On the international front, countries are working together to share good practices, lessons learned and experiences on attacks against soft targets and crowded places to help create and advance a global culture of security. The Global Counterterrorism Forum (GCTF) Soft Target Protection Initiative, co-led by the United States and Turkey, involved a series of regional workshops with government and the private sector aimed at raising awareness, increasing preparedness, and creating the first set of non-binding international good practices on soft target protection in a counterterrorism context.

The good practices are meant to inform and guide governments and private industry as they work together to develop policies, practices, guidelines, programs, and approaches in protecting their citizens from terrorist attacks on soft targets and crowded places. Discussions acknowledged that States have the primary responsibility for ensuring security in their territory and protecting their civilians in accordance with the United Nations (UN) Charter.
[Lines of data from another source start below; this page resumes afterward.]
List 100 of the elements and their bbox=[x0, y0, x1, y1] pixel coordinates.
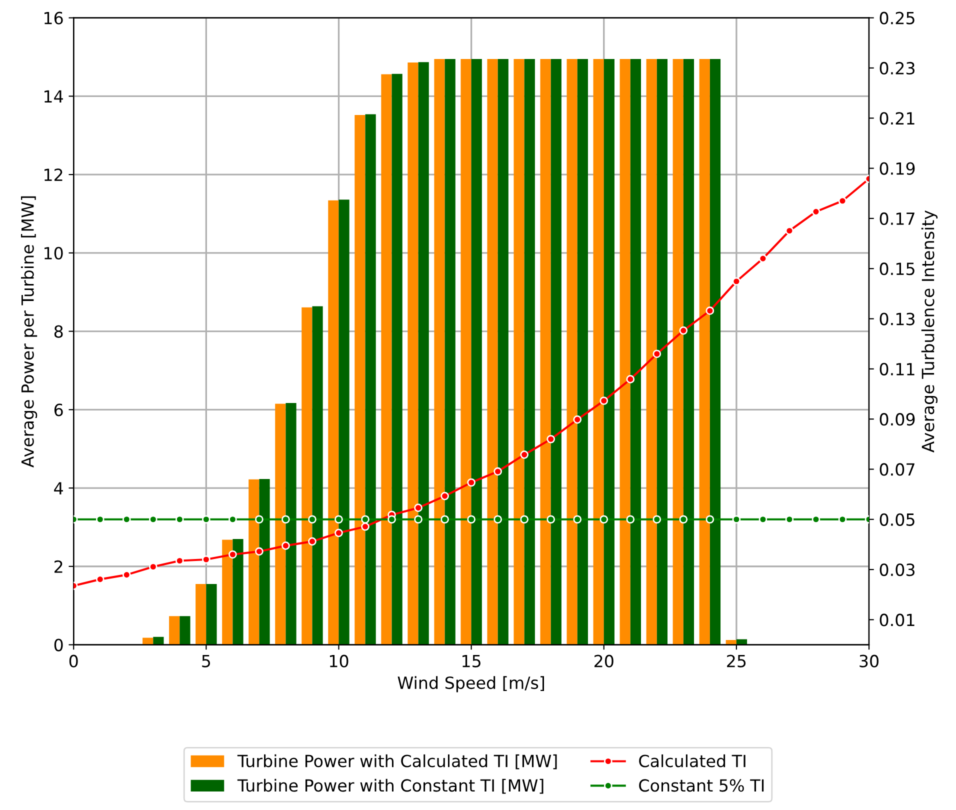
y2-tick-label: 0.11 bbox=[880, 362, 914, 376]
point bbox=[546, 515, 556, 524]
bar bbox=[460, 58, 472, 645]
point bbox=[812, 208, 820, 216]
bar bbox=[683, 58, 694, 645]
bar bbox=[498, 58, 508, 645]
x-axis-title: Wind Speed [m/s] bbox=[398, 676, 544, 692]
point bbox=[228, 550, 237, 559]
bar bbox=[302, 307, 312, 645]
point bbox=[494, 467, 502, 476]
point bbox=[255, 547, 264, 556]
point bbox=[600, 515, 608, 524]
bar bbox=[418, 62, 429, 645]
y2-axis-title: Average Turbulence Intensity bbox=[921, 210, 938, 452]
bar bbox=[699, 58, 710, 645]
point bbox=[334, 528, 343, 538]
y-tick-label: 12 bbox=[44, 168, 62, 181]
y-tick-label: 10 bbox=[44, 246, 63, 260]
y2-tick-label: 0.01 bbox=[880, 614, 914, 626]
bar bbox=[444, 58, 456, 645]
bar bbox=[540, 58, 551, 645]
x-tick-label: 0 bbox=[69, 654, 78, 668]
bar bbox=[354, 114, 366, 645]
bar bbox=[169, 616, 180, 645]
bar bbox=[710, 58, 721, 645]
x-tick-label: 20 bbox=[594, 654, 614, 668]
bar bbox=[566, 58, 578, 645]
y2-tick-label: 0.21 bbox=[880, 112, 914, 125]
point bbox=[440, 515, 449, 524]
x-tick-label: 10 bbox=[330, 654, 348, 668]
point bbox=[520, 450, 528, 459]
bar bbox=[593, 58, 604, 645]
bar bbox=[656, 58, 668, 645]
y2-tick-label: 0.13 bbox=[880, 312, 914, 326]
bar bbox=[381, 74, 392, 645]
y2-tick-label: 0.23 bbox=[880, 62, 914, 75]
y2-tick-label: 0.25 bbox=[880, 12, 914, 24]
y2-tick-label: 0.09 bbox=[880, 413, 915, 426]
point bbox=[520, 515, 528, 524]
bar bbox=[434, 58, 445, 645]
x-tick-label: 30 bbox=[860, 654, 878, 668]
bar bbox=[550, 58, 562, 645]
bar bbox=[338, 200, 350, 645]
point bbox=[494, 515, 502, 524]
bar bbox=[408, 62, 418, 645]
bar bbox=[620, 58, 630, 645]
point bbox=[414, 504, 422, 512]
point bbox=[255, 515, 264, 524]
point bbox=[626, 515, 635, 524]
bar bbox=[577, 58, 588, 645]
y-axis-title: Average Power per Turbine [MW] bbox=[20, 196, 38, 468]
point bbox=[467, 478, 476, 487]
point bbox=[282, 542, 290, 550]
y-tick-label: 8 bbox=[54, 325, 63, 338]
point bbox=[600, 396, 608, 405]
point bbox=[785, 226, 794, 235]
legend-label: Calculated TI bbox=[639, 754, 746, 768]
y2-tick-label: 0.03 bbox=[880, 563, 914, 576]
bar bbox=[312, 306, 323, 645]
y-tick-label: 6 bbox=[54, 404, 63, 416]
point bbox=[706, 515, 714, 524]
x-tick-label: 5 bbox=[202, 654, 210, 668]
bar bbox=[365, 114, 376, 645]
point bbox=[388, 515, 396, 524]
bar bbox=[524, 58, 535, 645]
bar bbox=[604, 58, 614, 645]
point bbox=[652, 350, 662, 358]
bar bbox=[142, 638, 154, 645]
y-tick-label: 2 bbox=[54, 560, 62, 573]
point bbox=[440, 492, 449, 500]
y-tick-label: 14 bbox=[44, 90, 63, 103]
bar bbox=[630, 58, 641, 645]
bar bbox=[222, 540, 233, 645]
point bbox=[414, 515, 422, 524]
point bbox=[652, 515, 662, 524]
bar bbox=[248, 479, 260, 645]
point bbox=[679, 515, 688, 524]
bar bbox=[196, 584, 206, 645]
point bbox=[282, 515, 290, 524]
y-tick-label: 4 bbox=[54, 482, 63, 494]
point bbox=[626, 375, 635, 384]
y-tick-label: 16 bbox=[44, 12, 63, 24]
bar bbox=[153, 636, 164, 645]
point bbox=[546, 434, 556, 444]
point bbox=[308, 515, 316, 524]
legend-label: Constant 5% TI bbox=[639, 779, 764, 792]
point bbox=[202, 555, 210, 564]
y2-tick-label: 0.17 bbox=[880, 212, 914, 226]
legend-label: Turbine Power with Constant TI [MW] bbox=[237, 778, 544, 794]
bar bbox=[286, 402, 296, 645]
bar bbox=[471, 58, 482, 645]
point bbox=[573, 515, 582, 524]
point bbox=[467, 515, 476, 524]
point bbox=[679, 326, 688, 335]
bar bbox=[259, 479, 270, 645]
y2-tick-label: 0.05 bbox=[880, 513, 914, 526]
point bbox=[361, 522, 370, 531]
point bbox=[361, 515, 370, 524]
point bbox=[334, 515, 343, 524]
point bbox=[706, 306, 714, 315]
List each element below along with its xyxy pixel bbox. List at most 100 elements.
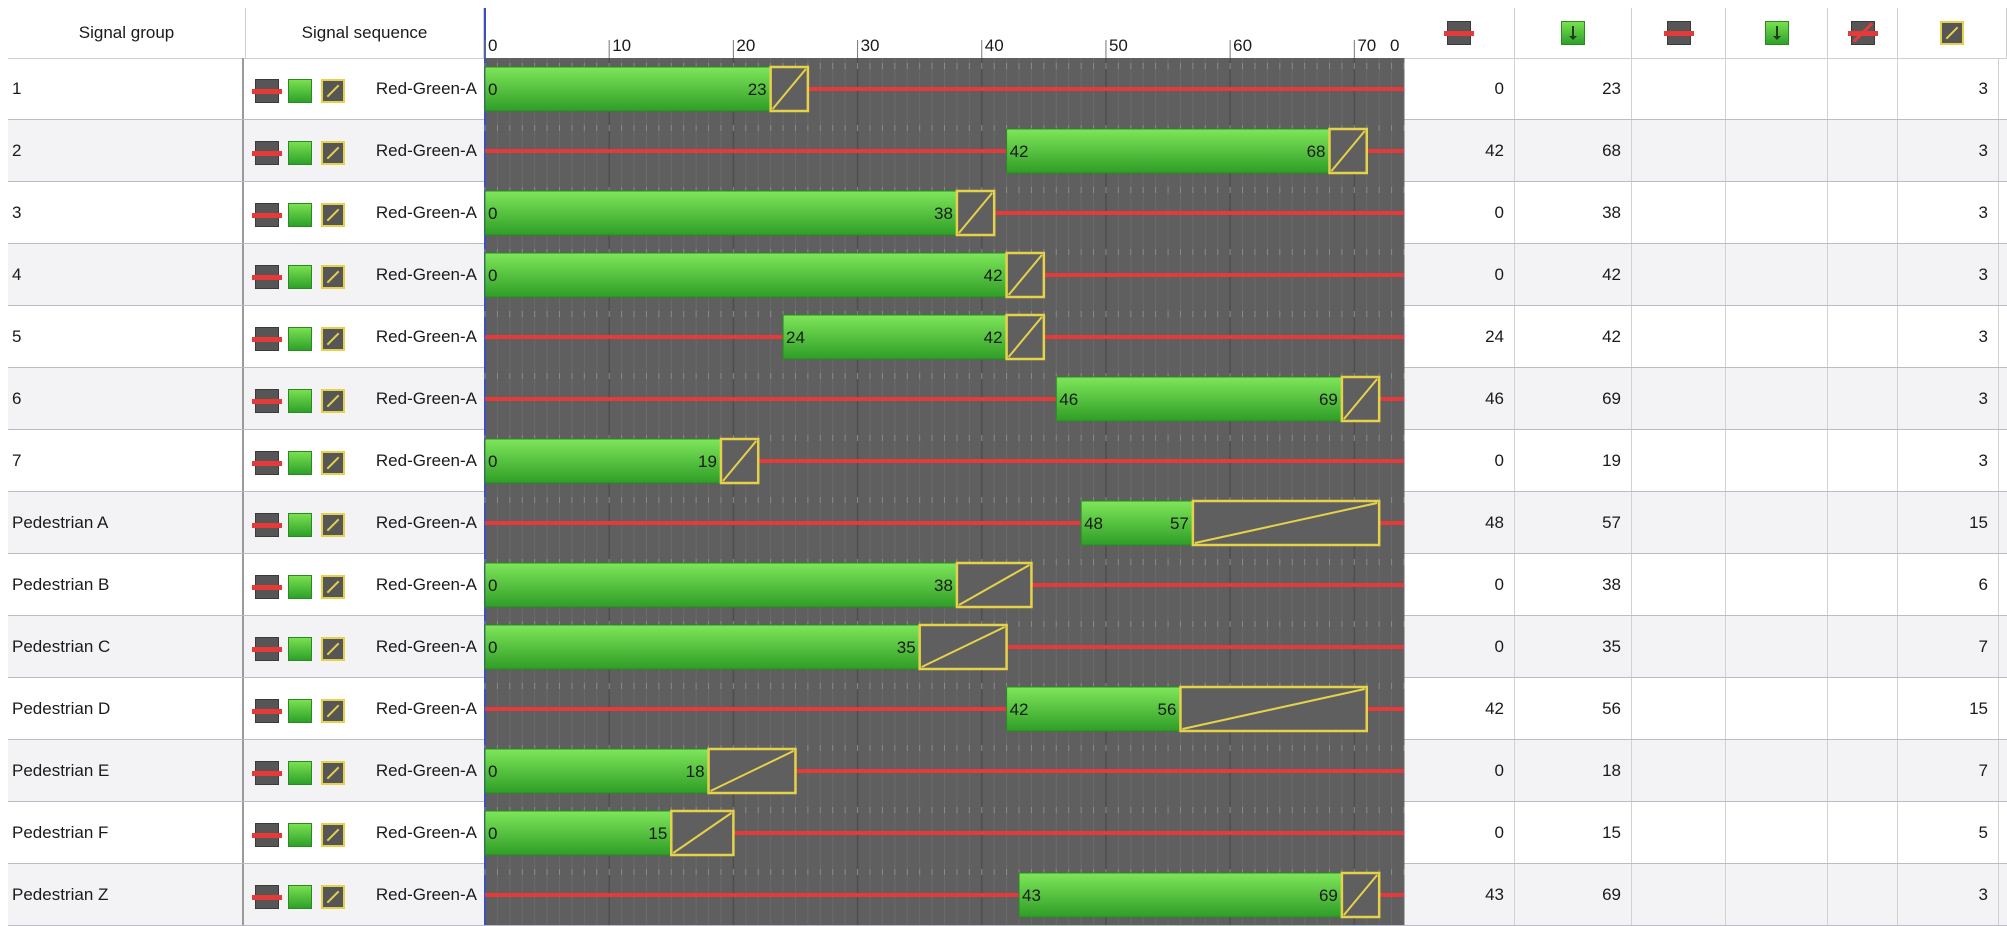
header-red-begin-column[interactable]	[1404, 8, 1515, 58]
signal-sequence-cell[interactable]: Red-Green-A	[246, 492, 490, 553]
signal-group-name[interactable]: 3	[8, 182, 244, 243]
signal-sequence-cell[interactable]: Red-Green-A	[246, 740, 490, 801]
green-phase-bar[interactable]	[484, 624, 921, 670]
green-end-value[interactable]: 35	[1515, 616, 1632, 677]
red-end-value[interactable]: 46	[1404, 368, 1515, 429]
red-amber-empty[interactable]	[1828, 306, 1898, 367]
red-end-value[interactable]: 24	[1404, 306, 1515, 367]
green-phase-bar[interactable]	[1006, 128, 1330, 174]
red-end-value[interactable]: 0	[1404, 616, 1515, 677]
green-end-empty[interactable]	[1726, 678, 1828, 739]
red-end-value[interactable]: 43	[1404, 864, 1515, 925]
red-amber-empty[interactable]	[1828, 120, 1898, 181]
red-end-empty[interactable]	[1632, 864, 1726, 925]
red-end-empty[interactable]	[1632, 182, 1726, 243]
green-phase-bar[interactable]	[1055, 376, 1343, 422]
red-end-value[interactable]: 0	[1404, 430, 1515, 491]
red-end-value[interactable]: 0	[1404, 802, 1515, 863]
green-phase-bar[interactable]	[484, 748, 710, 794]
red-amber-empty[interactable]	[1828, 430, 1898, 491]
header-red-end-column[interactable]	[1632, 8, 1726, 58]
green-end-empty[interactable]	[1726, 802, 1828, 863]
red-end-empty[interactable]	[1632, 616, 1726, 677]
signal-sequence-cell[interactable]: Red-Green-A	[246, 678, 490, 739]
amber-duration-value[interactable]: 15	[1898, 678, 1999, 739]
green-end-empty[interactable]	[1726, 554, 1828, 615]
red-amber-empty[interactable]	[1828, 182, 1898, 243]
green-end-value[interactable]: 57	[1515, 492, 1632, 553]
red-amber-empty[interactable]	[1828, 678, 1898, 739]
signal-group-name[interactable]: Pedestrian F	[8, 802, 244, 863]
red-amber-empty[interactable]	[1828, 58, 1898, 119]
red-end-empty[interactable]	[1632, 368, 1726, 429]
red-amber-empty[interactable]	[1828, 802, 1898, 863]
green-end-empty[interactable]	[1726, 182, 1828, 243]
signal-sequence-cell[interactable]: Red-Green-A	[246, 306, 490, 367]
red-end-value[interactable]: 0	[1404, 58, 1515, 119]
green-end-empty[interactable]	[1726, 306, 1828, 367]
amber-duration-value[interactable]: 3	[1898, 120, 1999, 181]
signal-sequence-cell[interactable]: Red-Green-A	[246, 616, 490, 677]
green-phase-bar[interactable]	[782, 314, 1008, 360]
red-end-value[interactable]: 42	[1404, 678, 1515, 739]
signal-sequence-cell[interactable]: Red-Green-A	[246, 368, 490, 429]
green-end-empty[interactable]	[1726, 120, 1828, 181]
amber-duration-value[interactable]: 5	[1898, 802, 1999, 863]
signal-sequence-cell[interactable]: Red-Green-A	[246, 120, 490, 181]
green-phase-bar[interactable]	[1018, 872, 1343, 918]
green-end-value[interactable]: 38	[1515, 182, 1632, 243]
red-amber-empty[interactable]	[1828, 554, 1898, 615]
red-end-value[interactable]: 0	[1404, 244, 1515, 305]
signal-group-name[interactable]: Pedestrian C	[8, 616, 244, 677]
green-end-value[interactable]: 15	[1515, 802, 1632, 863]
signal-sequence-cell[interactable]: Red-Green-A	[246, 864, 490, 925]
red-end-empty[interactable]	[1632, 244, 1726, 305]
green-end-empty[interactable]	[1726, 58, 1828, 119]
red-end-value[interactable]: 48	[1404, 492, 1515, 553]
green-end-value[interactable]: 42	[1515, 306, 1632, 367]
header-signal-sequence[interactable]: Signal sequence	[246, 8, 484, 58]
red-end-empty[interactable]	[1632, 120, 1726, 181]
signal-group-name[interactable]: Pedestrian B	[8, 554, 244, 615]
red-end-empty[interactable]	[1632, 492, 1726, 553]
signal-group-name[interactable]: 5	[8, 306, 244, 367]
signal-group-name[interactable]: Pedestrian D	[8, 678, 244, 739]
red-end-value[interactable]: 0	[1404, 554, 1515, 615]
table-row[interactable]: 7 Red-Green-A 0 19 3	[8, 430, 2007, 492]
amber-duration-value[interactable]: 3	[1898, 182, 1999, 243]
red-end-empty[interactable]	[1632, 802, 1726, 863]
green-end-empty[interactable]	[1726, 864, 1828, 925]
green-phase-bar[interactable]	[484, 66, 772, 112]
green-end-value[interactable]: 69	[1515, 864, 1632, 925]
red-end-empty[interactable]	[1632, 430, 1726, 491]
green-end-empty[interactable]	[1726, 430, 1828, 491]
green-end-value[interactable]: 69	[1515, 368, 1632, 429]
green-end-empty[interactable]	[1726, 368, 1828, 429]
red-amber-empty[interactable]	[1828, 616, 1898, 677]
signal-group-name[interactable]: 4	[8, 244, 244, 305]
signal-group-name[interactable]: 1	[8, 58, 244, 119]
amber-duration-value[interactable]: 15	[1898, 492, 1999, 553]
green-phase-bar[interactable]	[1006, 686, 1181, 732]
amber-duration-value[interactable]: 3	[1898, 306, 1999, 367]
signal-group-name[interactable]: Pedestrian A	[8, 492, 244, 553]
amber-duration-value[interactable]: 7	[1898, 740, 1999, 801]
green-end-empty[interactable]	[1726, 740, 1828, 801]
green-end-empty[interactable]	[1726, 492, 1828, 553]
table-row[interactable]: 5 Red-Green-A 24 42 3	[8, 306, 2007, 368]
red-end-value[interactable]: 0	[1404, 740, 1515, 801]
signal-sequence-cell[interactable]: Red-Green-A	[246, 182, 490, 243]
signal-group-name[interactable]: Pedestrian E	[8, 740, 244, 801]
red-end-value[interactable]: 0	[1404, 182, 1515, 243]
header-green-begin-column[interactable]	[1515, 8, 1632, 58]
green-phase-bar[interactable]	[484, 810, 672, 856]
header-signal-group[interactable]: Signal group	[8, 8, 246, 58]
amber-duration-value[interactable]: 3	[1898, 244, 1999, 305]
red-end-value[interactable]: 42	[1404, 120, 1515, 181]
green-end-value[interactable]: 18	[1515, 740, 1632, 801]
green-end-value[interactable]: 42	[1515, 244, 1632, 305]
amber-duration-value[interactable]: 3	[1898, 864, 1999, 925]
signal-group-name[interactable]: 2	[8, 120, 244, 181]
red-end-empty[interactable]	[1632, 58, 1726, 119]
amber-duration-value[interactable]: 3	[1898, 368, 1999, 429]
The UN Security Council Resolution 2341 (2017) outlines the role of States on the protection of critical infrastructure and particularly vulnerable targets, such as public places, from terrorist attacks, including through public-private partnerships as appropriate.

Threats and Hazards

Threats and hazards may be specific to geographic regions, or across an entire country, and may even have global ramifications; such as:

  • Climatological Events (extreme temperatures, drought, wildfires)
  • Hydrological Events (floods)
  • Meteorological Events (tropical cyclones, severe convective storms, severe winter storms)
  • Geophysical Events (earthquakes, tsunamis, volcanic eruptions)
  • Pandemics (global disease outbreaks)
  • Space Weather Events (geomagnetic storms)
  • Technological and Industrial Accidents (structural failures, industrial fires, hazardous substance releases, chemical spills)
  • Unscheduled Disruptions (aging infrastructure, equipment malfunction, large scale power outages)
  • Criminal Incidents and Terrorist Attacks (vandalism, theft, property damage, active shooter incidents, kinetic attacks)
  • Cyber Incidents (denial-of-service attacks, malware, phishing)
  • Supply Chain Attacks (exploiting vulnerabilities to cause system or network failure)
  • Foreign Influence Operations (to spread misinformation or undermine democratic processes)
  • Untrusted Investment (to potentially give foreign powers undue influence over critical infrastructure)

These threats and hazards must be analyzed to determine their potential impacts on infrastructure and how likely they are to occur.